The very first thing every CPA should to do is reach out to clients who have executed a personal guarantee.  It is vital that they be made to understand that a wave of bank failures and loan defaults is coming, and that performing loans across the spectrum may be as likely to get called as non-performing loans.  Federal regulators are already mandating that banks shore-up their loan portfolios which will adversely affect even credit worthy borrowers.  Also, guarantors need to be made to understand the realities of forced bank sales which often become “fire sales” where the collateral package only generates a fraction of its true market value — leaving guarantors on the hook for any deficiency.

Next, it is important to determine if the client has engaged any asset protection planning.  For those who have, encourage them to dust off their plans and have them reviewed and updated.  For those who don’t have an asset protection plan in place, let them know that they are at severe risk of catastrophic loss.  Encourage them to take immediate action before there is a loan default or they are called on their guarantee.  Once there is a loan default, asset protection planning becomes much more difficult to implement and there will be fewer and less desirable options available.

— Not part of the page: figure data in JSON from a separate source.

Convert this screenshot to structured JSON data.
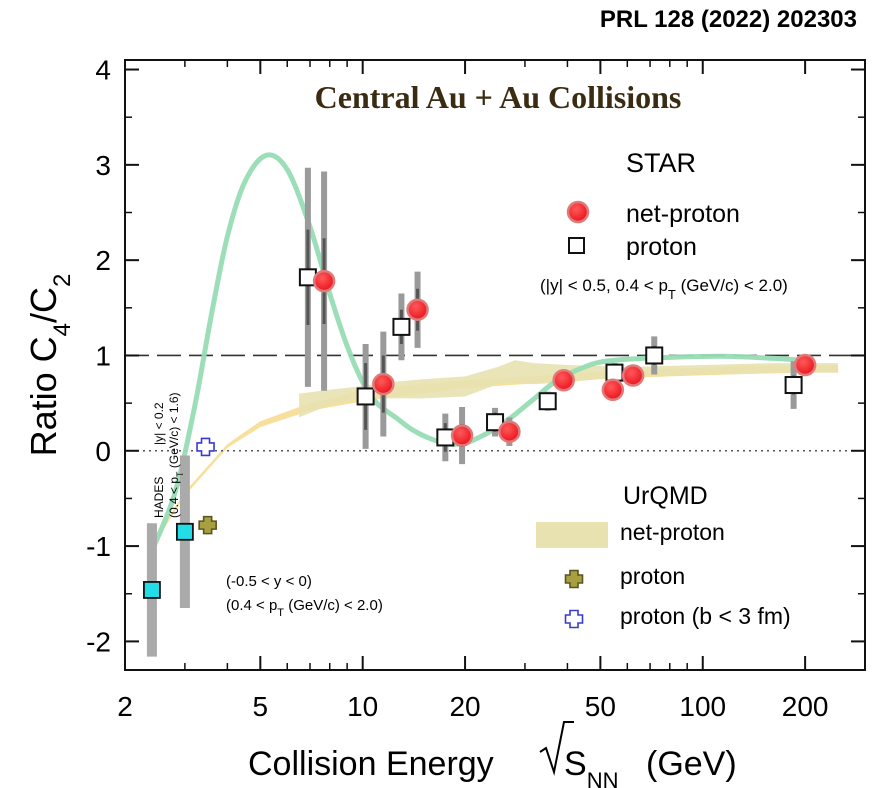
{
  "reference": "PRL 128 (2022) 202303",
  "colors": {
    "net_proton_fill": "#f0141e",
    "net_proton_ring": "#e07a7a",
    "hades_fill": "#22dde8",
    "model_curve": "#97dcb4",
    "yellow_band": "#f7d98a",
    "urqmd_band": "#e8e2b0",
    "urqmd_proton": "#a8a040",
    "urqmd_b3": "#3a3ad0",
    "title_color": "#3a2b12",
    "err_gray": "#555555"
  },
  "chart_data": {
    "type": "scatter",
    "title": "Central Au + Au Collisions",
    "xlabel": "Collision Energy",
    "xlabel_sqrt": "S",
    "xlabel_sub": "NN",
    "xlabel_unit": "(GeV)",
    "ylabel": "Ratio C",
    "ylabel_sub1": "4",
    "ylabel_mid": "/C",
    "ylabel_sub2": "2",
    "xscale": "log",
    "xlim": [
      2,
      300
    ],
    "ylim": [
      -2.3,
      4.1
    ],
    "xticks": [
      2,
      5,
      10,
      20,
      50,
      100,
      200
    ],
    "xtick_labels": [
      "2",
      "5",
      "10",
      "20",
      "50",
      "100",
      "200"
    ],
    "yticks": [
      -2,
      -1,
      0,
      1,
      2,
      3,
      4
    ],
    "ytick_labels": [
      "-2",
      "-1",
      "0",
      "1",
      "2",
      "3",
      "4"
    ],
    "reference_lines": [
      {
        "y": 1,
        "style": "dashed"
      },
      {
        "y": 0,
        "style": "dotted"
      }
    ],
    "legend_star": {
      "title": "STAR",
      "net_proton": "net-proton",
      "proton": "proton",
      "cuts": "(|y| < 0.5, 0.4 < p",
      "cuts_sub": "T",
      "cuts_end": " (GeV/c) < 2.0)"
    },
    "legend_urqmd": {
      "title": "UrQMD",
      "net_proton": "net-proton",
      "proton": "proton",
      "proton_b3": "proton (b < 3 fm)"
    },
    "hades_label": "HADES",
    "hades_cut1": "|y| < 0.2",
    "hades_cut2a": "(0.4 < p",
    "hades_cut2b": "T",
    "hades_cut2c": " (GeV/c) < 1.6)",
    "urqmd_proton_cut1": "(-0.5 < y < 0)",
    "urqmd_proton_cut2a": "(0.4 < p",
    "urqmd_proton_cut2b": "T",
    "urqmd_proton_cut2c": " (GeV/c) < 2.0)",
    "series": [
      {
        "name": "net-proton",
        "points": [
          {
            "x": 7.7,
            "y": 1.78,
            "stat": 0.45,
            "sys": 1.15
          },
          {
            "x": 11.5,
            "y": 0.7,
            "stat": 0.3,
            "sys": 0.55
          },
          {
            "x": 14.5,
            "y": 1.48,
            "stat": 0.22,
            "sys": 0.4
          },
          {
            "x": 19.6,
            "y": 0.16,
            "stat": 0.12,
            "sys": 0.3
          },
          {
            "x": 27,
            "y": 0.2,
            "stat": 0.1,
            "sys": 0.15
          },
          {
            "x": 39,
            "y": 0.74,
            "stat": 0.1,
            "sys": 0.1
          },
          {
            "x": 54.4,
            "y": 0.64,
            "stat": 0.05,
            "sys": 0.05
          },
          {
            "x": 62.4,
            "y": 0.79,
            "stat": 0.08,
            "sys": 0.1
          },
          {
            "x": 200,
            "y": 0.9,
            "stat": 0.05,
            "sys": 0.06
          }
        ]
      },
      {
        "name": "proton",
        "points": [
          {
            "x": 6.9,
            "y": 1.82,
            "stat": 0.5,
            "sys": 1.15
          },
          {
            "x": 10.2,
            "y": 0.57,
            "stat": 0.35,
            "sys": 0.55
          },
          {
            "x": 13.0,
            "y": 1.3,
            "stat": 0.18,
            "sys": 0.35
          },
          {
            "x": 17.5,
            "y": 0.14,
            "stat": 0.15,
            "sys": 0.25
          },
          {
            "x": 24.5,
            "y": 0.3,
            "stat": 0.1,
            "sys": 0.15
          },
          {
            "x": 35,
            "y": 0.52,
            "stat": 0.08,
            "sys": 0.1
          },
          {
            "x": 55,
            "y": 0.82,
            "stat": 0.08,
            "sys": 0.1
          },
          {
            "x": 72,
            "y": 1.0,
            "stat": 0.1,
            "sys": 0.2
          },
          {
            "x": 185,
            "y": 0.69,
            "stat": 0.1,
            "sys": 0.25
          }
        ]
      },
      {
        "name": "HADES",
        "points": [
          {
            "x": 2.4,
            "y": -1.46,
            "sys": 0.7
          },
          {
            "x": 3.0,
            "y": -0.85,
            "sys": 0.8
          }
        ]
      },
      {
        "name": "proton",
        "model": "UrQMD",
        "points": [
          {
            "x": 3.5,
            "y": -0.78
          }
        ]
      },
      {
        "name": "proton (b < 3 fm)",
        "model": "UrQMD",
        "points": [
          {
            "x": 3.45,
            "y": 0.04
          }
        ]
      }
    ],
    "model_curve": {
      "x": [
        2.4,
        2.8,
        3.2,
        3.6,
        4.0,
        4.5,
        5.2,
        6.0,
        7.0,
        8.0,
        9.0,
        10.0,
        11.0,
        12.5,
        14.0,
        16.0,
        18.0,
        20.0,
        22.0,
        25.0,
        28.0,
        32.0,
        36.0,
        40.0,
        45.0,
        50.0,
        60.0,
        80.0,
        120.0,
        200.0
      ],
      "y": [
        -1.05,
        -0.45,
        0.45,
        1.45,
        2.25,
        2.82,
        3.1,
        2.95,
        2.35,
        1.65,
        1.1,
        0.72,
        0.5,
        0.35,
        0.22,
        0.12,
        0.07,
        0.08,
        0.14,
        0.25,
        0.38,
        0.55,
        0.7,
        0.8,
        0.88,
        0.93,
        0.96,
        0.98,
        0.99,
        0.95
      ]
    },
    "yellow_band": {
      "x": [
        2.4,
        3.0,
        4.0,
        5.0,
        7.0,
        10.0,
        15.0,
        20.0,
        30.0,
        50.0,
        80.0,
        120.0,
        200.0,
        250.0
      ],
      "y_center": [
        -1.0,
        -0.45,
        0.05,
        0.28,
        0.46,
        0.58,
        0.65,
        0.7,
        0.74,
        0.79,
        0.82,
        0.84,
        0.86,
        0.86
      ],
      "half_width": [
        0.02,
        0.02,
        0.02,
        0.03,
        0.04,
        0.06,
        0.05,
        0.04,
        0.04,
        0.04,
        0.04,
        0.04,
        0.04,
        0.04
      ]
    },
    "urqmd_band": {
      "x": [
        6.5,
        8.0,
        10.0,
        12.0,
        15.0,
        20.0,
        25.0,
        28.0,
        32.0,
        40.0,
        60.0,
        100.0,
        160.0,
        250.0
      ],
      "y_low": [
        0.35,
        0.48,
        0.55,
        0.55,
        0.55,
        0.57,
        0.7,
        0.72,
        0.7,
        0.72,
        0.78,
        0.8,
        0.82,
        0.82
      ],
      "y_high": [
        0.6,
        0.64,
        0.68,
        0.72,
        0.75,
        0.78,
        0.88,
        0.95,
        0.92,
        0.9,
        0.88,
        0.9,
        0.92,
        0.92
      ]
    }
  }
}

Do not let clients be lulled into a false sense of security.  The CRE meltdown is coming.  It’s no longer a matter of if but when, and it threatens all loans – not just CRE loans.  With 100s of lenders exiting the market and national lenders under regulatory scrutiny and pulling back, commercial lending across the spectrum – not just CRE lending – will become much more challenging.  It is vital that any client who has given a personal guarantee understand that they are entering a period of elevated risk and may be called on the loan guarantees given.


Proactive planning, even at this late date, is still possible but the window to act is rapidly closing. Time is of the essence, and CPAs may be the only thing standing between their clients and financial ruin.